Invasive Species Compendium

Detailed coverage of invasive species threatening livelihoods and the environment worldwide

Abstract

First detection of Anaplasma phagocytophilum and Babesia divergens and high infection rates of Anaplasma marginale and Babesia bigemina in cattle in extensive grazing systems of Central Spain.

Abstract

Bovine vector-borne diseases have a considerable economic impact worldwide and affect health of humans and animals. However, different aspects of their epidemiology and their pathogenesis remain unclear. Despite the frequent description of clinical cases reported by practitioners attending cattle from Madrid, Central Spain, molecular prevalence of Anaplasma spp. and Babesia spp. has not been described.
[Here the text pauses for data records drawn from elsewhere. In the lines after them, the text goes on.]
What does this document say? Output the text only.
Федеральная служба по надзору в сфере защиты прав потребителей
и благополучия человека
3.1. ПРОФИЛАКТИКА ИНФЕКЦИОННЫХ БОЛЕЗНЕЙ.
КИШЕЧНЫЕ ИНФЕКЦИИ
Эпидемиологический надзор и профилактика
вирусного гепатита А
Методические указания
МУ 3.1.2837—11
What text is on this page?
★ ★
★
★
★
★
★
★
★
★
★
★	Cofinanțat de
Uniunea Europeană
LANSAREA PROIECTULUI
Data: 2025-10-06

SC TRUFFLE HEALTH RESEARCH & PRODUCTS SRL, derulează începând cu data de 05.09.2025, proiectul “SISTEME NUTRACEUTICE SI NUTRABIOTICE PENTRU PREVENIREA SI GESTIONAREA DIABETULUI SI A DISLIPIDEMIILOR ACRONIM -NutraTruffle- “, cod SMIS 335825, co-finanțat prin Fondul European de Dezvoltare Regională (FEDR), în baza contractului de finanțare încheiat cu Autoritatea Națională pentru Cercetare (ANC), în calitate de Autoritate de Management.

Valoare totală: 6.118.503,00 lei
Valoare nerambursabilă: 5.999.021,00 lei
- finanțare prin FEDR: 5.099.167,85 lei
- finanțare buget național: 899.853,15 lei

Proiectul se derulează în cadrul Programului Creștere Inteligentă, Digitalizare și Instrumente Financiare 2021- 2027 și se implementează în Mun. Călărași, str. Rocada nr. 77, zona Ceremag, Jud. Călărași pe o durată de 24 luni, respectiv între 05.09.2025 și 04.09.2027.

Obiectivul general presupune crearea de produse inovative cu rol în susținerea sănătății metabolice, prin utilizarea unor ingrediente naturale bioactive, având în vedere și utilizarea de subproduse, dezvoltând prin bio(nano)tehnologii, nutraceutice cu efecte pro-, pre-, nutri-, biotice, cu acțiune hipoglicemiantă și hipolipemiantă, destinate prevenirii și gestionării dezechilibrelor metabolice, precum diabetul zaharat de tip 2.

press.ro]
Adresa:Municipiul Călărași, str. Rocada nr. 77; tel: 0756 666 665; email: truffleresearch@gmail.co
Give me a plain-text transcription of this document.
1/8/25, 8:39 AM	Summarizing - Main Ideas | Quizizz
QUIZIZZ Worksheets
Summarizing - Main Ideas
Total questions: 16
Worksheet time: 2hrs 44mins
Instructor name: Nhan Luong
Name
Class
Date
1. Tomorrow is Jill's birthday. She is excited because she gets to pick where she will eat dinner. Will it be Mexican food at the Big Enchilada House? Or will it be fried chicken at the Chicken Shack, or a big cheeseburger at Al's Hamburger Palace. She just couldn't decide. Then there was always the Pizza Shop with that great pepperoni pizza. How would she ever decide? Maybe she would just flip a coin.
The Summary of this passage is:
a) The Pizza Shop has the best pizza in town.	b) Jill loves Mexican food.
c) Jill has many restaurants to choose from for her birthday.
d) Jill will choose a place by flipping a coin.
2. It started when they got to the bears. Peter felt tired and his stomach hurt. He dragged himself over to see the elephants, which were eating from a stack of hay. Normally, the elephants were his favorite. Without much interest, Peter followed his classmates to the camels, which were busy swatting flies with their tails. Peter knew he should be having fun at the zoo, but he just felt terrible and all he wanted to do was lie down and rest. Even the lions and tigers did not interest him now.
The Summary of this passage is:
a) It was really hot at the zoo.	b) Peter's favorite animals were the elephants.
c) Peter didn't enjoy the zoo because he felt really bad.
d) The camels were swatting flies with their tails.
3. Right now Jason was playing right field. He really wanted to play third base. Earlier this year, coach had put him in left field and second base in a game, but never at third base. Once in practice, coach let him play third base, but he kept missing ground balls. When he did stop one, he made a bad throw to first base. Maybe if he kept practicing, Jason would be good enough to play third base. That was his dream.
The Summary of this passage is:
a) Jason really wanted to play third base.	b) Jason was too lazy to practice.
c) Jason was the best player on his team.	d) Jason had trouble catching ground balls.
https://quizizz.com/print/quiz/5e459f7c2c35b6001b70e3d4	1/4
The aim of this study was to assess the positivity rate of A. phagocytophilum, A. marginale, A. centrale, B. bigemina and B. divergens in livestock of this area and to evaluate the existence of associations between these pathogens and haematological, biochemical and epidemiological data. Babesia divergens and A. phagocytophilum were detected for the first time in cattle from Madrid. Their positivity percentages were low (2.2% ± 1.4% and 1.8% ± 1.2%, respectively), but this description is of special interest, as these agents are potentially zoonotic. Both agents were found in areas of higher altitude and relative humidity and lower temperature. The detection of ticks in livestock during the moment of sampling was confirmed as a risk factor for these infections. Anaplasma marginale showed the highest molecular infection rate (30% ± 4.1%) in this study, followed by B. bigemina (21.9% ± 3.7%). Higher positivity rates of A. marginale and B. bigemina were found in the areas of mountain climate and warm-summer continental Mediterranean climate. The use of ectoparasiticide treatment was found as a risk factor for infection by A. marginale and B. bigemina. This finding could lead to reconsider the ectoparasiticide protocols that are used nowadays. Grazing on pastures with domestic or wild ruminants and the presence of wild carnivores were associated with higher rates of infection by these four agents and coinfections were frequently found.